Еще вчера вечером во дворе было шумно и весело, а сегодня утром — первого сентября — тихо и пусто. Только Туз гоняет воробьев. С недавних пор Туз — мой спаситель: я беру с собой котлету «на вынос», обещая съесть, и отдаю ее Тузу.
Во дворе один Маслянский. Сидит, как статуя, возле широкого кресла с потертой черной кожей. На подстилке разложены инструменты. Маслянский вытащил из-за уха папиросу, продул, прикурил. Прищурившись, глядит на кресло, любовно так. Через пару минут набросится на кресло — и затрещит по всем швам старая кожа.
— Что, не пошел в школу? — спрашивает он.
— Не-а. Мы новую квартиру получили, скоро переезжаем. Родители решили, что я еще год побуду дома.
— Понятно.
— А правда, что ты в войну живых немцев видел? Они очень страшные?
— Немцы-то? Немцы не очень.
— Они же людей убивали!
— Немцы не убивали. Убивали фашисты и полицаи, — Маслянский закашлялся, прижал кулак ко рту. Весь как-то съежился.
— Мама говорит, что тебе нельзя курить. У тебя легкие слабые.
Он кивнул головой: мол, согласен, доктор.
— Мне бабушка рассказывала, что тебя от гитлеровцев священник прятал.
— Раз бабушка говорит, значит, так оно и было. Отец Алексей Глаголев. Запомнил?
— А почему же этот Глаголев моих дедов не спрятал? Даже медалей нет, чтобы ими поиграть…
Маслянский вздохнул, повертел в костлявых пальцах потухшую папиросу, словно задумался о чем-то.
— Хотел, но не смог. Он был один, а фашистов много.
— Как ты думаешь, — я пододвинулся к нему поближе. — Если ребенок плохо ест, его за это могут в тюрьму забрать?
Маслянский почесал свою лысую голову:
— Что, совсем ничего не ест?
— Ты что? Тогда бы я умер от голода. Я ем мороженое, груши в компоте. Но бульон, понимаешь, не могу.
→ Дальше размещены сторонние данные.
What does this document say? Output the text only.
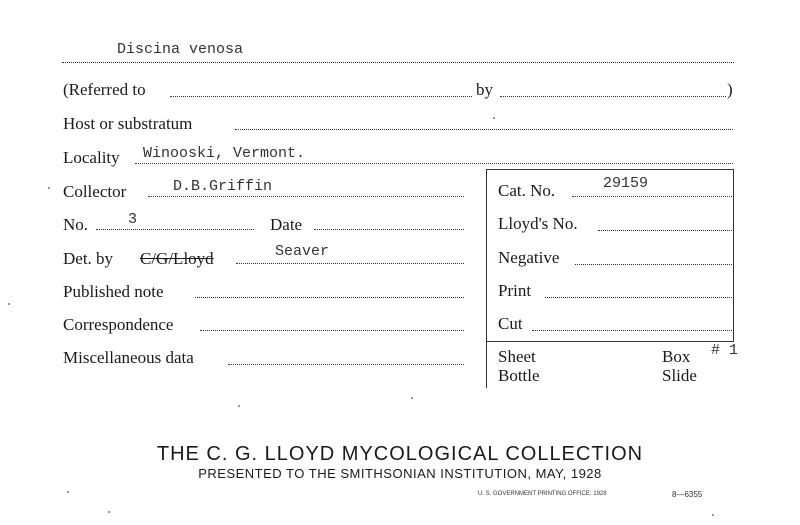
Discina venosa
(Referred to	by	)
Host or substratum
Locality Winooski, Vermont.
Collector	D.B.Griffin
No.	3	Date
Det. by C/G/Lloyd	Seaver
Published note
Correspondence
Miscellaneous data
Cat. No.	29159
Lloyd's No.
Negative
Print
Cut
Sheet
Bottle
Box # 1
Slide
THE C. G. LLOYD MYCOLOGICAL COLLECTION
PRESENTED TO THE SMITHSONIAN INSTITUTION, MAY, 1928
U. S. GOVERNMENT PRINTING OFFICE: 1928	8—6355
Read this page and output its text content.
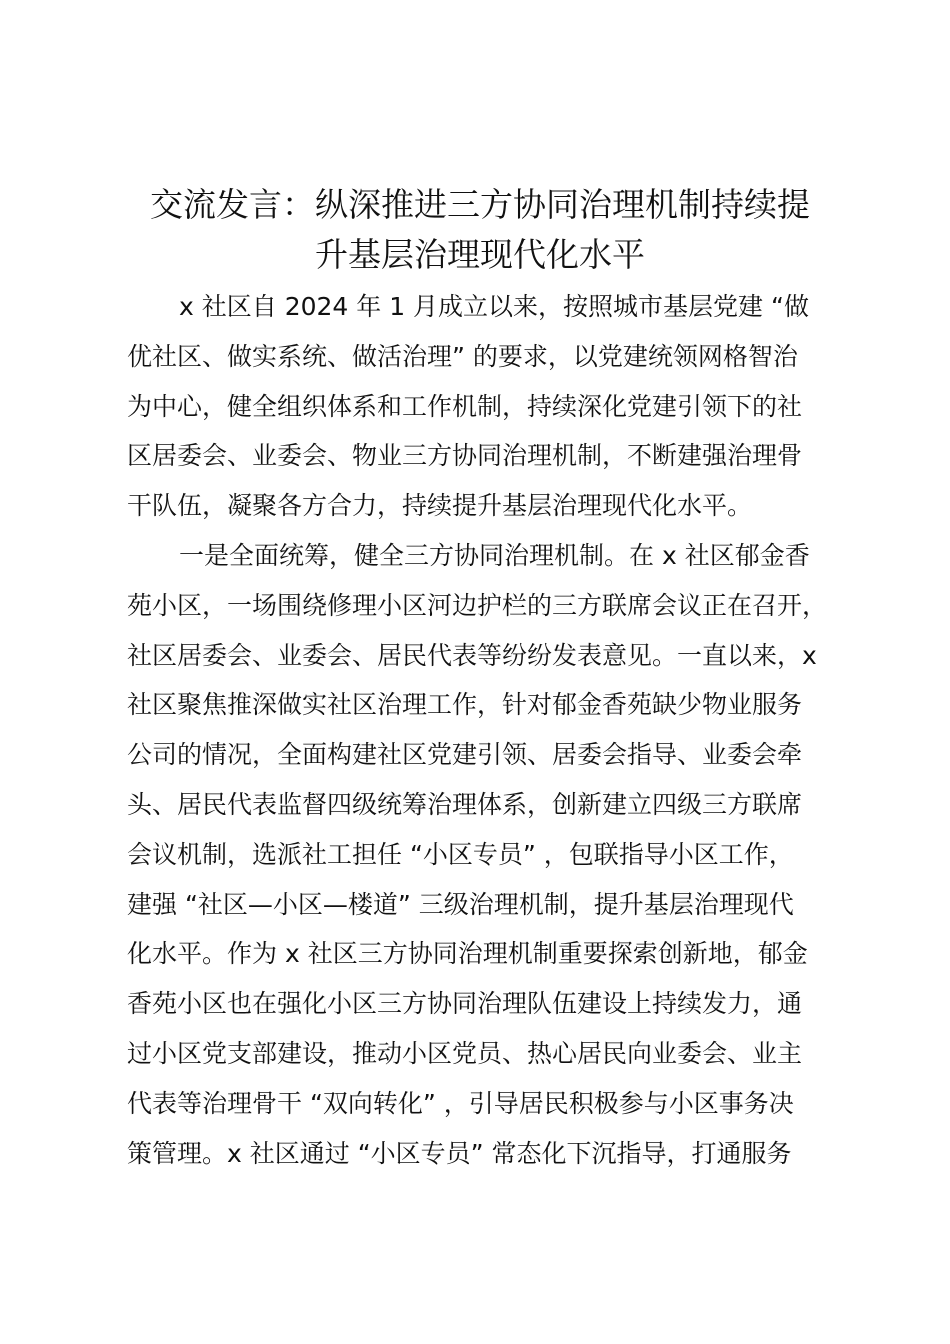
交流发言：纵深推进三方协同治理机制持续提
升基层治理现代化水平
x 社区自 2024 年 1 月成立以来，按照城市基层党建 “做
优社区、做实系统、做活治理” 的要求，以党建统领网格智治
为中心，健全组织体系和工作机制，持续深化党建引领下的社
区居委会、业委会、物业三方协同治理机制，不断建强治理骨
干队伍，凝聚各方合力，持续提升基层治理现代化水平。
一是全面统筹，健全三方协同治理机制。在 x 社区郁金香
苑小区，一场围绕修理小区河边护栏的三方联席会议正在召开，
社区居委会、业委会、居民代表等纷纷发表意见。一直以来，x
社区聚焦推深做实社区治理工作，针对郁金香苑缺少物业服务
公司的情况，全面构建社区党建引领、居委会指导、业委会牵
头、居民代表监督四级统筹治理体系，创新建立四级三方联席
会议机制，选派社工担任 “小区专员” ，包联指导小区工作，
建强 “社区—小区—楼道” 三级治理机制，提升基层治理现代
化水平。作为 x 社区三方协同治理机制重要探索创新地，郁金
香苑小区也在强化小区三方协同治理队伍建设上持续发力，通
过小区党支部建设，推动小区党员、热心居民向业委会、业主
代表等治理骨干 “双向转化” ，引导居民积极参与小区事务决
策管理。x 社区通过 “小区专员” 常态化下沉指导，打通服务
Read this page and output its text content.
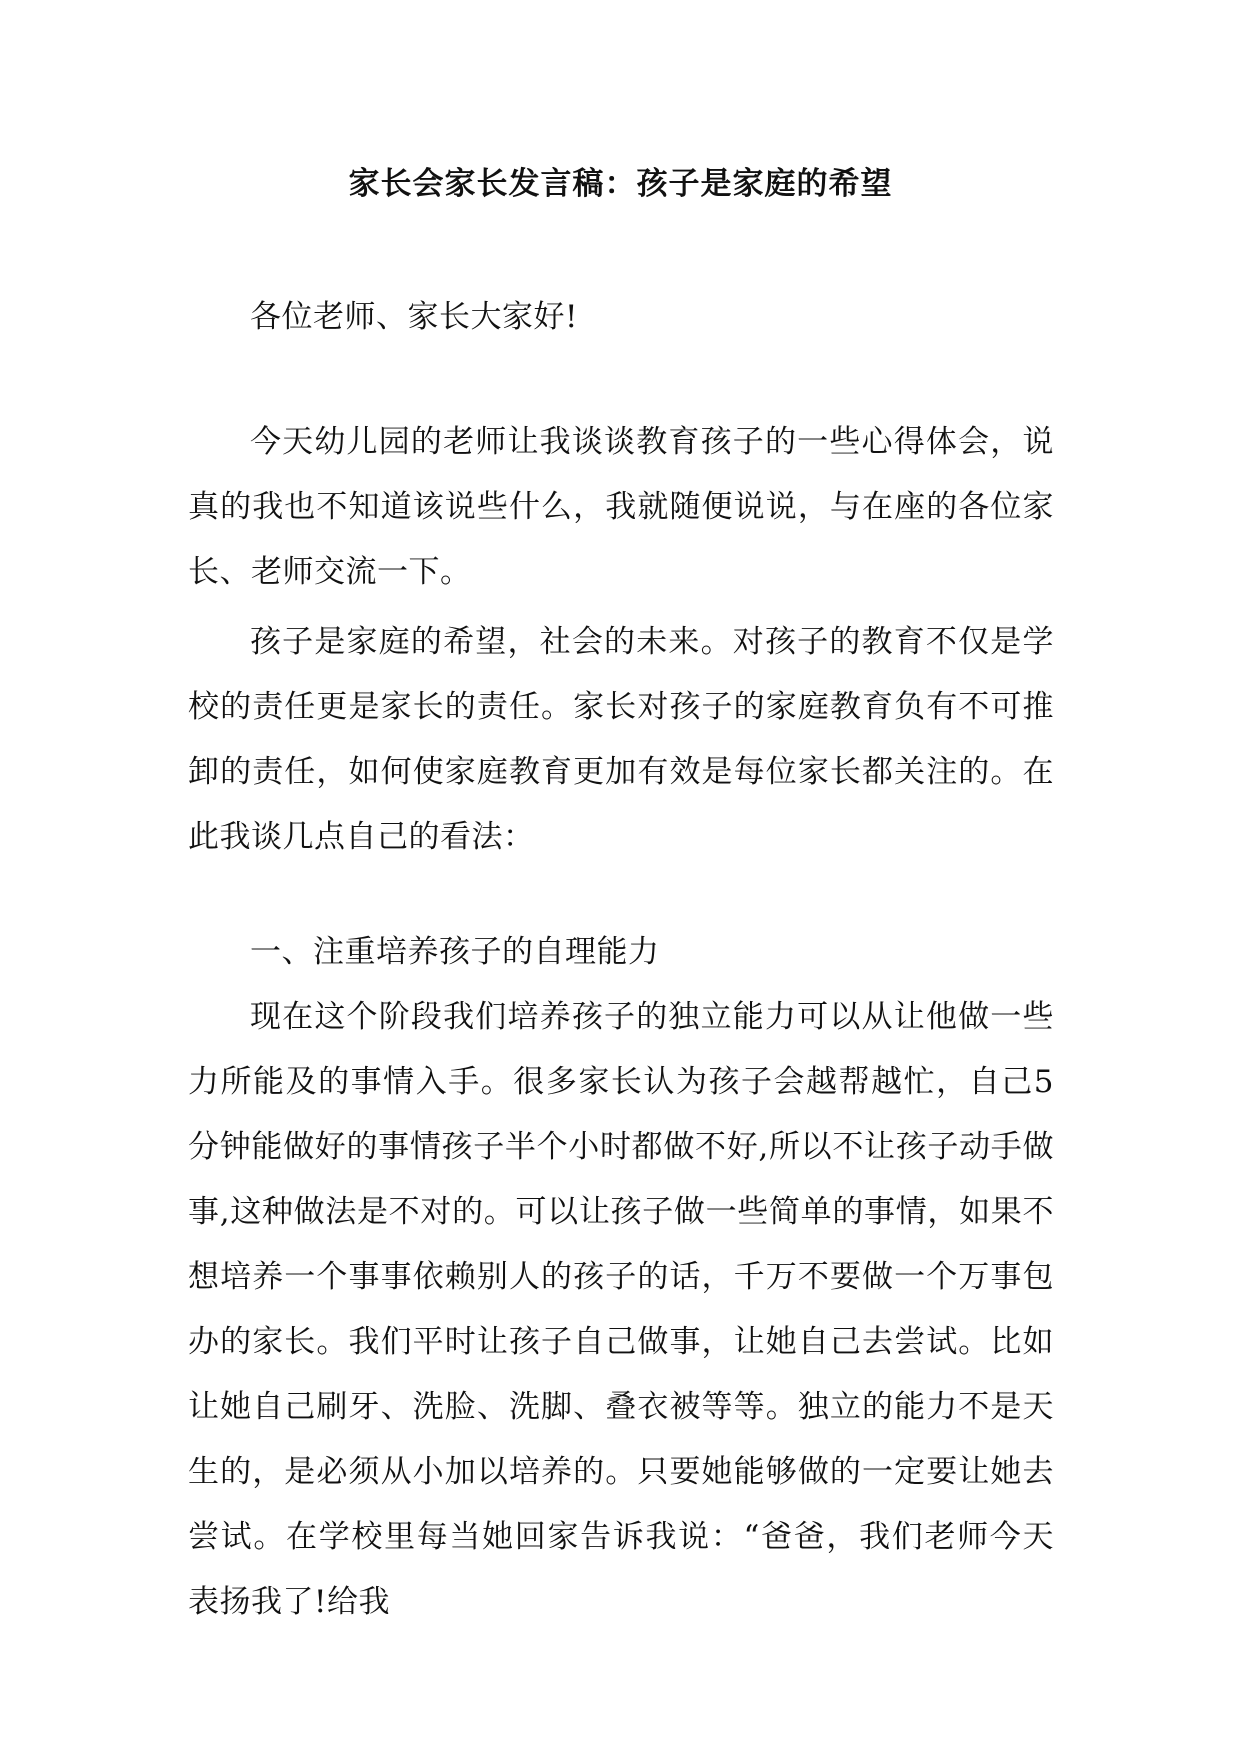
家长会家长发言稿：孩子是家庭的希望

各位老师、家长大家好!

今天幼儿园的老师让我谈谈教育孩子的一些心得体会，说真的我也不知道该说些什么，我就随便说说，与在座的各位家长、老师交流一下。

孩子是家庭的希望，社会的未来。对孩子的教育不仅是学校的责任更是家长的责任。家长对孩子的家庭教育负有不可推卸的责任，如何使家庭教育更加有效是每位家长都关注的。在此我谈几点自己的看法：

一、注重培养孩子的自理能力

现在这个阶段我们培养孩子的独立能力可以从让他做一些力所能及的事情入手。很多家长认为孩子会越帮越忙，自己5分钟能做好的事情孩子半个小时都做不好,所以不让孩子动手做事,这种做法是不对的。可以让孩子做一些简单的事情，如果不想培养一个事事依赖别人的孩子的话，千万不要做一个万事包办的家长。我们平时让孩子自己做事，让她自己去尝试。比如让她自己刷牙、洗脸、洗脚、叠衣被等等。独立的能力不是天生的，是必须从小加以培养的。只要她能够做的一定要让她去尝试。在学校里每当她回家告诉我说：“爸爸，我们老师今天表扬我了!给我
А мама говорит, что я доиграюсь — и за мной придет милиционер.
— Да, с милицией шутить не надо, лучше ешь бульон... Ну что, приступим-с, — бросив окурок в жестяную банку, Маслянский потер руки.
Пощупал обшивку кресла, похлопал его по бокам. Взял кусачки и выдернул первый гвоздик:
— Не сердитесь, мадам, придется вам недолго побыть неглиже. Зато какой наряд мы вам предложим — царский: черная кожа, только с магазина, золотые пуговички-«двоечки», — слово джентльмена.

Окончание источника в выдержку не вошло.